First off, we have Manchester United, who acted firmly and decisively to end speculation by appointing David Moyes their successor to one of Britain’s greatest managers.
Ironically over a long period of holiday for the footballing nation Moyes will have no time to rest. He will be given one of the most difficult tasks in football, improving the champions of England. As seen before with Carlo Ancelotti's double winning Chelsea and the Manchester City of last season improvements must be made or the firm hold you have on football will soon fade out.
There is no doubt United have a squad capable of giving any team a run for their money but improvements must be made if success is to continue. With an average age of 27.2 United may see their squad as not needing drastic changes but with preparation comes success and success is something engraved into United's blood.
This may be time for United to consider the successors of players like Michael Carrick, Rio Ferdinand, Patrice Evra, and captain Nemanja Vidic. All key cornerstones to United's domination of the past decade but also now the wrong side of 30.
With this it's not all gloom and bloom for the former Everton manager. Players such as Phil Jones, David De Gea, Rafael and Danny Welbeck are young and hungry for success. Moyes job must be to nurture and continue to involve these as much as possible to build a new spine to a Manchester United team entering a new decade.

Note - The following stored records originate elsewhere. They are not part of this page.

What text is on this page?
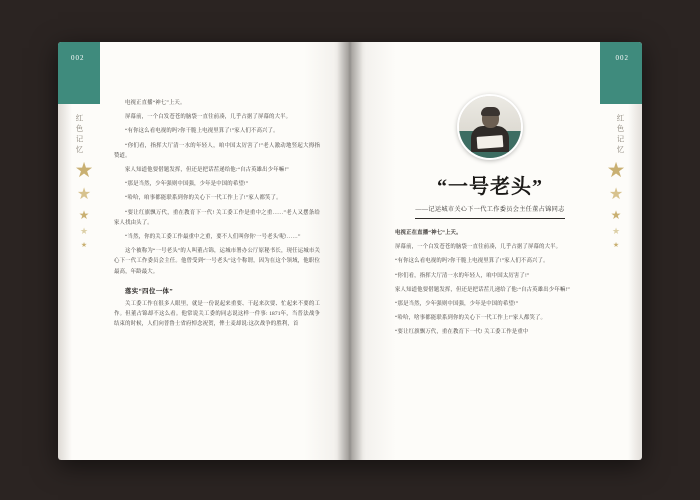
002
红色记忆
★
★
★
★
★

电视正直播“神七”上天。

屏幕前，一个白发苍苍的脑袋一直往前凑，几乎占据了屏幕的大半。

“有你这么看电视的吗?你干脆上电视里算了!”家人们不高兴了。

“你们看，指挥大厅清一水的年轻人，咱中国太厉害了!”老人激动地竖起大拇指赞道。

家人知道他要借题发挥，但还是把话茬递给他:“自古英雄出少年嘛!”

“那是当然，少年强则中国强，少年是中国的希望!”

“哈哈，咱事都能联系到你的关心下一代工作上了!”家人都笑了。

“要让红旗飘万代，重在教育下一代! 关工委工作是重中之重……”老人又摆条给家人找由头了。

“当然，你的关工委工作最重中之重，要不人们叫你你'一号老头'呢!……”

这个被称为“一号老头”的人叫董占锦，运城市署办公厅原秘书长，现任运城市关心下一代工作委员会主任。他曾受到“一号老头”这个称谓，因为在这个领域，他职位最高，年龄最大。

落实“四位一体”

关工委工作在很多人眼里，就是一份说起来重要、干起来次要、忙起来不要的工作。但董占锦却不这么看。他常说关工委的同志说这样一件事: 1871年，当普法战争结束的时候，人们向普鲁士省府悼念祝贺，俾士麦却说:这次战争的胜利，首

002
红色记忆
★
★
★
★
★
“一号老头”
——记运城市关心下一代工作委员会主任董占锦同志

电视正在直播“神七”上天。

屏幕前，一个白发苍苍的脑袋一直往前凑，几乎占据了屏幕的大半。

“有你这么看电视的吗?你干脆上电视里算了!”家人们不高兴了。

“你们看，指挥大厅清一水的年轻人，咱中国太厉害了!”

家人知道他要借题发挥，但还是把话茬儿递给了他:“自古英雄出少年嘛!”

“那是当然，少年强则中国强，少年是中国的希望!”

“哈哈，啥事都能联系到你的关心下一代工作上!”家人都笑了。

“要让红旗飘万代，重在教育下一代! 关工委工作是重中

Then we move on to Manchester City, who sealed second place in the Premier League against Reading and put behind an embarrassing upset at the hands of Wigan behind them.,
Roberto Mancini was brought in to replace Mark Hughes in December 2009. As he ended the season trophyless it appears the cut throat ownership saw his demise. Two trophies in Three-and-a-half seasons along with a lack of ability to get anywhere in Europe’s meant Mancini saw an end to his involvement with the Citizens.
As mentioned before success should be followed by squad evolution and that's just what Mancini had in mind last summer. However, it didn't work out for the Italian as by his own admission he missed out on key summer targets and was left to settle with second best.
Uninspiring performances by Scott Sinclair and Maicon who both look to of not settled in the City team as well as injuries to promising starlet Jack Rodwell have undermined Mancini's team as far as improvement goes. He will argue as many others would if all had gone right for Mancini he may of retained his title.
However, excuses may be up for a City side who at times haven't shown to gel properly as a unit. The new manager better have a plan for producing the best out of his players and making the most of a torrid transfer market.
Finally, we move on the management merry go round found in southwest London.
Chelsea under Roman Abramovich have had 10 men sit in the dug out and as the tough to please Russian billionaire is set to line up his latest managerial appointment, the vibe at Stamford Bridge is a somewhat special one.
Although as of yet unconfirmed Chelsea look set to appoint the man who won back-to-back titles with the club, Jose Mourinho. He will succeed the man who succeeded him at Inter Milan and by most fans, would be welcomed back with open arms, but what issues does Mourinho face at Chelsea?
Those players who Mourinho built a squad around before have now either left or look to be in very unstable positions. Both Frank Lampard and John Terry lack to influence they once had.
So does Mourinho need a complete change? Not quite, the transition of the old guard to new is well under way, Mourinho has the tough choice of whether he should let the old guard go or wreak the benefits of experience and understanding of the importance of the club.
He also faces bringing the best out of his strikers and will no doubt be determined to add to in the transfer market. With so much uncertainty for the London club, one thing is certain. Jose Mourinho can bring the best out of a club that's last title win was now three years ago.
The summer will not only be interesting for these three clubs but for many others, how will extravert character Paolo Di Canio strengthen his squad with his first transfer window approaching?
How will new clubs invest in order to sustain their Premier League status? Particularly a well backed eager Cardiff side. What will happen to the remains of an overpaid QPR side? Who will take the Everton job?
All these questions in mind we set up for possibly the most exciting summer in recent history.
So for all of you sad to see the end of football and well aware there is no major international tournament this summer, I can assure you football will not leave your mind this summer.